Following the cases of George Wimpey International Ltd v Rolfe, 62 TC 597 and Yates v CGA International Ltd, 64 TC 37, one must look to UK law when determining the amount of the overseas income that will be taxed in the UK. Credit relief will be due for the lesser of the foreign tax and the UK tax computed by reference to the UK tax measure of the foreign source income, not the notional UK tax based on either the foreign tax measure or the foreign commercial measure.
In considering tax credit relief in these cases, there are three steps to be taken in matching these foreign branch profits with the UK measure of those profits. The following example shows these steps. It assumes that the UK enterprise is a company and that all the amounts are expressed in sterling.
- Start with the foreign commercial measure of the profits. This will be the profit shown by the branch accounts, for example
- Get the foreign tax calculation
|Less foreign capital allowances||50|
|Foreign tax measure of the profits||150|
|Foreign tax at, say, 40%||60|
It is not normally necessary to explore the precise details of the computations of the foreign taxable profits. It is sufficient to be satisfied that the foreign tax is a tax on profits and represents the minimum tax bill. However, it may be worth while checking that the company has correctly allocated all appropriate costs to the foreign branch in accordance with the business profits Article of the relevant agreement. Failure to do so would lead to overstatement of the foreign branch profits and to the payment of an excessive amount of foreign tax. See also INTM163050.
- Work out the UK tax payable on the profits of the branch
|Disallowable expenses under UK law||120|
|Less UK capital allowances||120|
|UK tax measure of the profits||100|
The UK Corporation Tax attributable to the branch profits is £30 and this is the limit of credit (see INTM167060 onwards) for this year. For APs beginning on or after 21 March 2000 excess foreign tax may be carried forward or back.

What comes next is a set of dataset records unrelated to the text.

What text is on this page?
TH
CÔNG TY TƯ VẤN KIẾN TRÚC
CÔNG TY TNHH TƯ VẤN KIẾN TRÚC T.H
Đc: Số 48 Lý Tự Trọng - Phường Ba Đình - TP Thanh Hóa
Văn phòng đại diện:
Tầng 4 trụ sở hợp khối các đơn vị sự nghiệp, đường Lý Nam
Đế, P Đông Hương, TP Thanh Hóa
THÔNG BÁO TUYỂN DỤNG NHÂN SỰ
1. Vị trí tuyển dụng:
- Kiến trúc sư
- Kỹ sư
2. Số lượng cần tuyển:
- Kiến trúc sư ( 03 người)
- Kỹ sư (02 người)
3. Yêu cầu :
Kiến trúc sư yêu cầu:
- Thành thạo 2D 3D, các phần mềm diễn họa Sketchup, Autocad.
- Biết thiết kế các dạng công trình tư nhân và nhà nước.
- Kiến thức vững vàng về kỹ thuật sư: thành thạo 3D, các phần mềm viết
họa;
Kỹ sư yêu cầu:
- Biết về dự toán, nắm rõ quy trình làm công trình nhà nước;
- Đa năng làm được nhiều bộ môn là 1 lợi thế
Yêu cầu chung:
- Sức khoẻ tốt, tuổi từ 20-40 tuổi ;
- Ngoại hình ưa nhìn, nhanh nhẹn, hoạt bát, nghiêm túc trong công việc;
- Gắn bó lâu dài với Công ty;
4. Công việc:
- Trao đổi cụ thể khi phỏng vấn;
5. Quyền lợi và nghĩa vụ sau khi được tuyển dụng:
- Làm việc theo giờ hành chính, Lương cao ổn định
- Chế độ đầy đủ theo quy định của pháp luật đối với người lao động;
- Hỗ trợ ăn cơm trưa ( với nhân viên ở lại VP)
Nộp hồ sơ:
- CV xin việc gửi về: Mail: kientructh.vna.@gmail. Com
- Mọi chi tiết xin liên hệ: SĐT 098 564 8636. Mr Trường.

If the UK enterprise had been carried on by an individual, profits of £100 would be included in the computation set out at TIOPA10/S36(2)(a) as “total income” and then deducted for the computation set out at TIOPA10/S36(2)(b) as “income in respect of which credit is to be allowed”(see INTM165030 onwards).
In the above example the foreign and the UK tax measures of the profits for the same period differ because of different rules in the two countries about admissible expenses and capital allowances. Differences can also result from different rules about the allowance and writing back of provisions and reserves, including timing differences. The approach is that, notwithstanding such differences, the foreign tax on the foreign tax measure of the branch profits for a particular period is credited against, and up to the amount of, the UK tax on the UK tax measure of the profits for the same period.
There may be practical difficulties in identifying precisely the UK measure of taxable profits, for example the pooling regime for plant and machinery allowances makes it difficult to ascertain what allowances are due against branch profits. Reasonable methods of apportionment may be accepted.
In the past (up to the early 1990s) a different approach was sometimes accepted to the branch profit measure by taking the foreign commercial measure, that is £80 in the example, and applying the appropriate UK tax rate to that figure (£80 at 30 per cent = £24.00). Adoption of the foreign commercial measure approach was only accepted where it was applied consistently. Following the decision in Yates v. GCA International Limited (64TC37) new cases based on the foreign commercial measure should not be accepted, although existing cases should not be disturbed.
Any case where there is difficulty in ascertaining the UK tax attributable to foreign branch profits should be submitted to CTIAA Business International, Outward Investment team.